NVIDIA today released the NVIDIA Jarvis framework, providing developers with pre-trained deep learning models and software tools to create interactive conversational artificial intelligence services that can be adapted for specific industries or domains.

NVIDIA Jarvis models offer automatic speech recognition, as well as language understanding, real-time translations, and text-to-speech capabilities to create expressive conversational AI agents. They can be deployed in the cloud, in the data center, or at the edge, instantly scaling to millions of users.

"Conversational AI is in many ways the ultimate AI," said Jensen Huang, founder and CEO of NVIDIA, in a statement. "Deep learning breakthroughs in speech recognition, language understanding, and speech synthesis have enabled engaging cloud services. NVIDIA Jarvis brings this state-of-the-art conversational AI out of the cloud for customers to host AI services anywhere."/p>

NVIDIA Jarvis has been built using models trained on more than 1 billion pages of text, 60,000 hours of speech data, and in different languages, accents, environments and lingos. Developers can use NVIDIA TAO, a framework to train, adapt, and optimize these models for any task, industry, or system.

Developers can select a Jarvis pre-trained model from NVIDIA's NGC catalog, fine-tune it using their own data with the Transfer Learning Toolkit, optimize it for real-time speech services, and then deploy it with just a few lines of code.

Among early users is T-Mobile.

"With NVIDIA Jarvis services, fine-tuned using T-Mobile data, we're building products to help us resolve customer issues in real time," said Matthew Davis, vice president of product and technology at T-Mobile, in a statement. "After evaluating several automatic speech recognition solutions, T-Mobile has found Jarvis to deliver a quality model at extremely low latency, enabling experiences our customers love."

NVIDIA is also partnering with Mozilla Common Voice, an open-source collection of voice data with more than 9,000 total hours of contributed voice data in 60 languages.
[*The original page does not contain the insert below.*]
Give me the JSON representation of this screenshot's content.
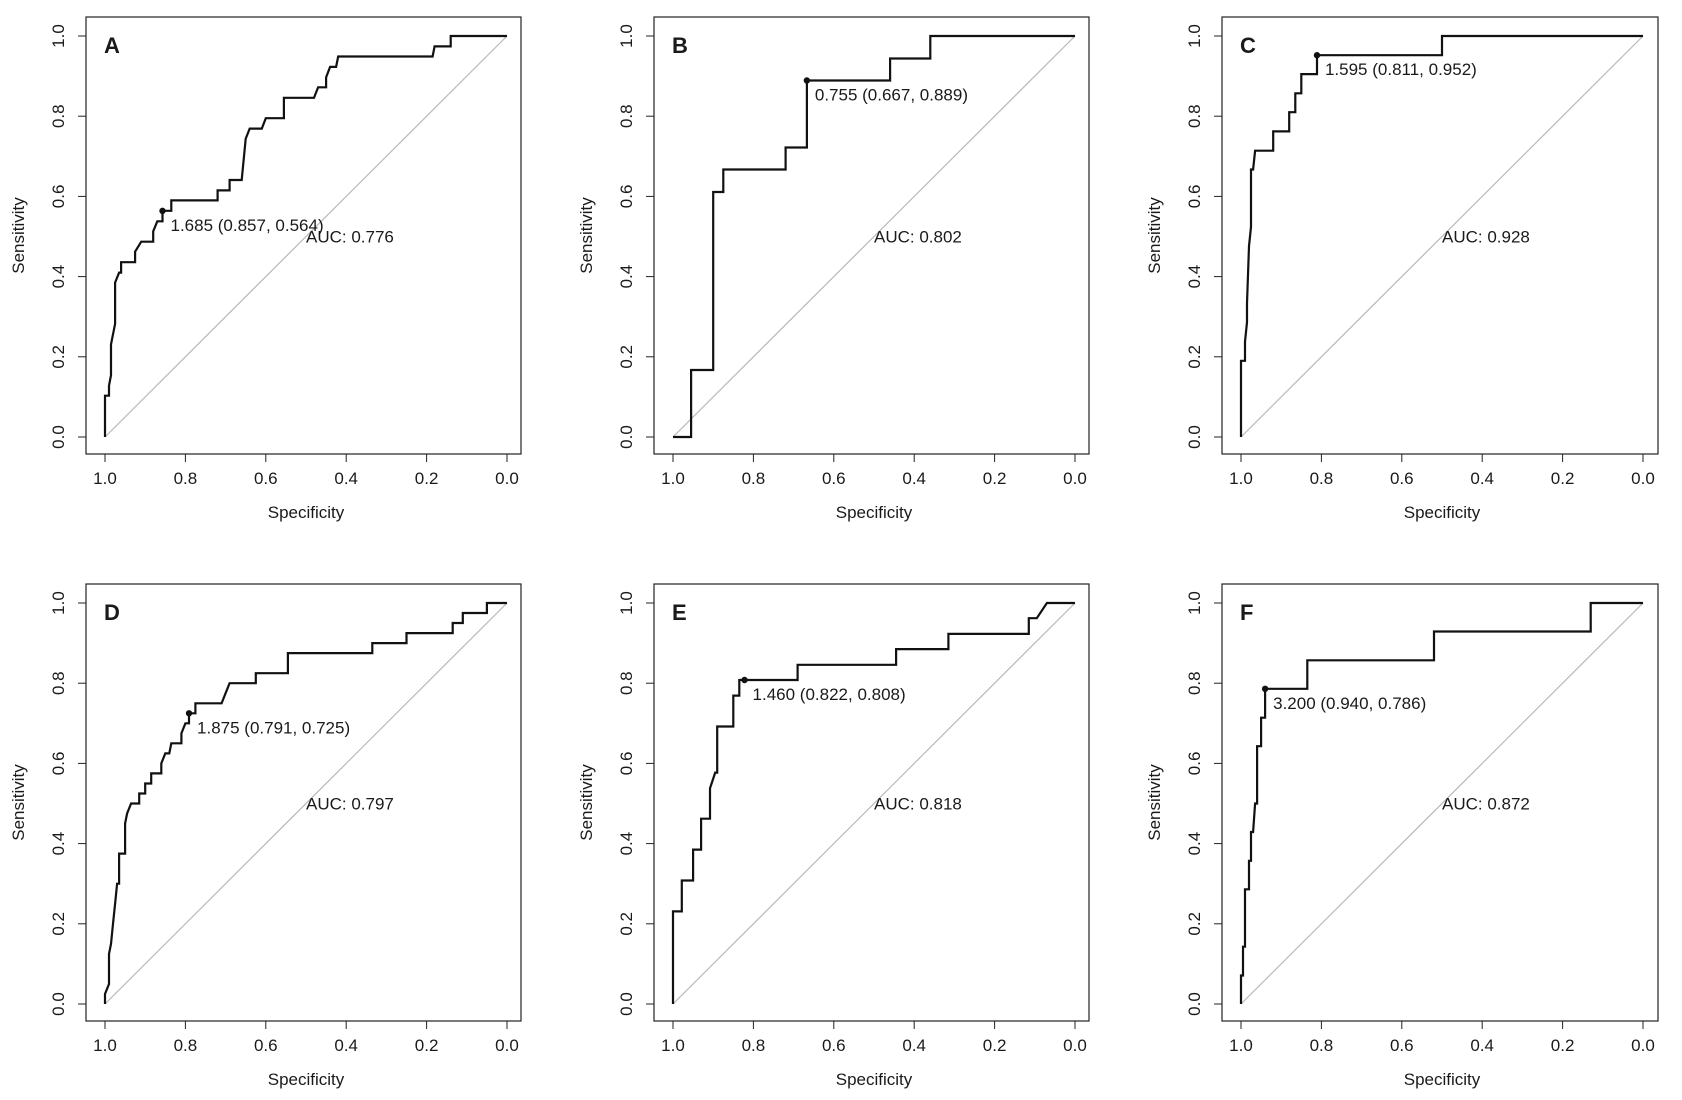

NVIDIA is using Jarvis to develop pre-trained models with the dataset, and then offer them back to the community for free.

"We launched Common Voice to teach machines how real people speak in their unique languages, accents, and speech patterns," said Mark Surman, executive director of Mozilla, in a statement. "NVIDIA and Mozilla have a common vision of democratizing voice technology and ensuring that it reflects the rich diversity of people and voices that make up the internet."